Jerry is neither an attractive man nor a deep thinker. Every American who wields authority is, to him, a fascist bastard and his ongoing obsession with his own alien status seems, for a Scot in the land of Andrew Carnegie, a little hysterical. Nevertheless, those Kelman fans who ploughed through the almost impenetrable Translated Accounts will be relieved that YHTBCITLOTF is easier reading. I do wonder, though, if they will be disappointed that Scotland’s most famous anti-intellectual intellectual has not continued down the new route that Translated Accounts seemed to prefigure, but, despite the American setting, has made the short leap home.

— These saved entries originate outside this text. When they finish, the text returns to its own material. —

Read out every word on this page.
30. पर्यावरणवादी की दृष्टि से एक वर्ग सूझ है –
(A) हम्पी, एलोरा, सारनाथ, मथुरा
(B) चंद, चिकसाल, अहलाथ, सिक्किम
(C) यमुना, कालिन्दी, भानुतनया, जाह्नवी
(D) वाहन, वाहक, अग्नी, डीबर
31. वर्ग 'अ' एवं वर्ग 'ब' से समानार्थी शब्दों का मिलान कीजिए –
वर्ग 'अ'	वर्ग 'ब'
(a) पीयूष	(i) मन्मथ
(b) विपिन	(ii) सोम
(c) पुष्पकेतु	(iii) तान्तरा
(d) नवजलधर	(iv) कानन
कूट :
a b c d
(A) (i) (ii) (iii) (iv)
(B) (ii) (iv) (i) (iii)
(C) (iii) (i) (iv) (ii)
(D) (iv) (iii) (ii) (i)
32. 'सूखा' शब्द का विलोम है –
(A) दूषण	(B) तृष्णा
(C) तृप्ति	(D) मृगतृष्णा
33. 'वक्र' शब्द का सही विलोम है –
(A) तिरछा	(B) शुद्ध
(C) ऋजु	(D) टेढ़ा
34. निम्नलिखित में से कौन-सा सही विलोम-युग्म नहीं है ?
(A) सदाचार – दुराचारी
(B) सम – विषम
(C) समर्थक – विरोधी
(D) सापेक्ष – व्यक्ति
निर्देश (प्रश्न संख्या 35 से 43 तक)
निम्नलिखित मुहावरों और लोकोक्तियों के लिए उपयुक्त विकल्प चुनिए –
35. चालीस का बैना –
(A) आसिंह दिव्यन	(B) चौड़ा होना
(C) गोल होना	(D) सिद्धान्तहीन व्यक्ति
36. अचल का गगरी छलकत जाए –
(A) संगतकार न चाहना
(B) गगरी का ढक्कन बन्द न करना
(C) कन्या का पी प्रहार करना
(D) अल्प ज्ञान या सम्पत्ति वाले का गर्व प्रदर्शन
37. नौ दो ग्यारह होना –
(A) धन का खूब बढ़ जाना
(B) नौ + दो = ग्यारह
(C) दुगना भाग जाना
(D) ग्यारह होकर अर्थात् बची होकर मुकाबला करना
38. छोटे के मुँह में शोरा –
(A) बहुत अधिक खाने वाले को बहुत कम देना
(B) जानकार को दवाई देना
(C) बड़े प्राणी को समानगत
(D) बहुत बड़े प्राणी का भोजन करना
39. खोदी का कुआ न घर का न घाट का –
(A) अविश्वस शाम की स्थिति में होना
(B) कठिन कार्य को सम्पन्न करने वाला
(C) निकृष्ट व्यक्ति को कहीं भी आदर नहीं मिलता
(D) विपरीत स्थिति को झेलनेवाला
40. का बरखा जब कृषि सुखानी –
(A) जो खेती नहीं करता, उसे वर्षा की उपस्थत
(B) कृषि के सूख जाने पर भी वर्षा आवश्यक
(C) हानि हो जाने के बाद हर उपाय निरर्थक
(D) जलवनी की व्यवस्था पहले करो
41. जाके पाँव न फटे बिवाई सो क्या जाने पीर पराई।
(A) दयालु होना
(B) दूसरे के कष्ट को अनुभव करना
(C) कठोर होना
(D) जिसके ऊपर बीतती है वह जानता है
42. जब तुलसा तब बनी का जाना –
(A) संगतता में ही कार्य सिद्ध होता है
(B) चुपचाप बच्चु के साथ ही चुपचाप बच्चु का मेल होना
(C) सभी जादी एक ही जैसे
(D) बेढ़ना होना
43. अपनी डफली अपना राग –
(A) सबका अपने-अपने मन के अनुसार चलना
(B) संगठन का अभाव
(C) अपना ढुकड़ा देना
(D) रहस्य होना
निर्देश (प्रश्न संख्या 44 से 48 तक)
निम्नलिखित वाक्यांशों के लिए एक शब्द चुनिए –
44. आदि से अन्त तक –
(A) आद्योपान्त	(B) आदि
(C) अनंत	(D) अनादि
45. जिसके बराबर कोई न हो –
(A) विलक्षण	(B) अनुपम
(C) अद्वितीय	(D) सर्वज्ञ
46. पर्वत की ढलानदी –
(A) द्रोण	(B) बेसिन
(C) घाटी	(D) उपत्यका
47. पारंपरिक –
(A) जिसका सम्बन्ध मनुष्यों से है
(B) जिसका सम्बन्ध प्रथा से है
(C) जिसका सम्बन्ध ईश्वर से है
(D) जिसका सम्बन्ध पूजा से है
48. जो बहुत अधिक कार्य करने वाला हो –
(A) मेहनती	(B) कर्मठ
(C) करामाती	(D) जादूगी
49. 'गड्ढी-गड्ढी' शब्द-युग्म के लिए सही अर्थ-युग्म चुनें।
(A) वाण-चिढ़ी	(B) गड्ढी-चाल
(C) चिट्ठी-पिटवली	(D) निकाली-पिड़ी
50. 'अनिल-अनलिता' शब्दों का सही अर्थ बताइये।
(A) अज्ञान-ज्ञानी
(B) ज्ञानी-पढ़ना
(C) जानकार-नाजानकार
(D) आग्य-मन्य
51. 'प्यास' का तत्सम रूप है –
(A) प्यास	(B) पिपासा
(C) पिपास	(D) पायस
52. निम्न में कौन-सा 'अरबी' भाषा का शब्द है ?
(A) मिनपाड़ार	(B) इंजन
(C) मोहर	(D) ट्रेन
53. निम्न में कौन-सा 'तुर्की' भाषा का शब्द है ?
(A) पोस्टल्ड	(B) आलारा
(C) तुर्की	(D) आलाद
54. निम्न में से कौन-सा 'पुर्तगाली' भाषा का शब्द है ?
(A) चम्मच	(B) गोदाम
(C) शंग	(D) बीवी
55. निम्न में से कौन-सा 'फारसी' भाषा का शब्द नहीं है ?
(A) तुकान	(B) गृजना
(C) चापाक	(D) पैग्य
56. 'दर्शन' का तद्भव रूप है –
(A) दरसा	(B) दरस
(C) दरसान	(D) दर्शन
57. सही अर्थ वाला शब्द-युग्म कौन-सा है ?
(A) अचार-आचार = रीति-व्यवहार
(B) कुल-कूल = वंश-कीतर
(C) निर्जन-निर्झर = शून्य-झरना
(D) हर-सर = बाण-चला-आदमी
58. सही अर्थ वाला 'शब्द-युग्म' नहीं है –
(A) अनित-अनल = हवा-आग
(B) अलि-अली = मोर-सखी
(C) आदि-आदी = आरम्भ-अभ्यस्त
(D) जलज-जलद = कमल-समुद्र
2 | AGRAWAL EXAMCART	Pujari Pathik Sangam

You can meet Jerry Brown in every bar in Glasgow and the fucking cunting leave-everything-in style which shocked or thrilled in the 1990s is now old hat.
Yet during Jerry Brown’s grumbling, rambling and rather too lengthy diatribe — he is, at times, little more than a whingeing pub bore — there are the usual Kelmanesque flashes of dark humour and brilliantly detailed quirky observations. Laid out in all its bizarre glory is the ‘persian bet’, survive or perish insurance deals negotiated by the financially desperate, and the oddities of ‘pooch patrol’ in US airports. In short, YHTBCITLOTF is the American dream, tempered by the terrorist threat, filtered through the experiences of a chippy Glaswegian with no money. It won’t be to everybody’s taste.
However, as often with Kelman, just when you are crying ‘no more!’ something lifts, and in this book it is Jerry’s relationship with Yasmin, a relationship which finally founders on the misheard timing of a ‘piss-stop’ as they travel to a gig in which she is singing. Yasmin, sadly, remains tantalisingly elusive, as do so many of Kelman’s women. It would have been nice to have had more of her and less of almost everything else. But that is not Kelman’s way. He gives us what he wants to give us, not what he thinks we might like or hope for and when this works it works extremely well. Whether it works here will, I think, be cheerfully disputed in Glasgow’s Ubiquitous Chip over many a uisghé. Slainté!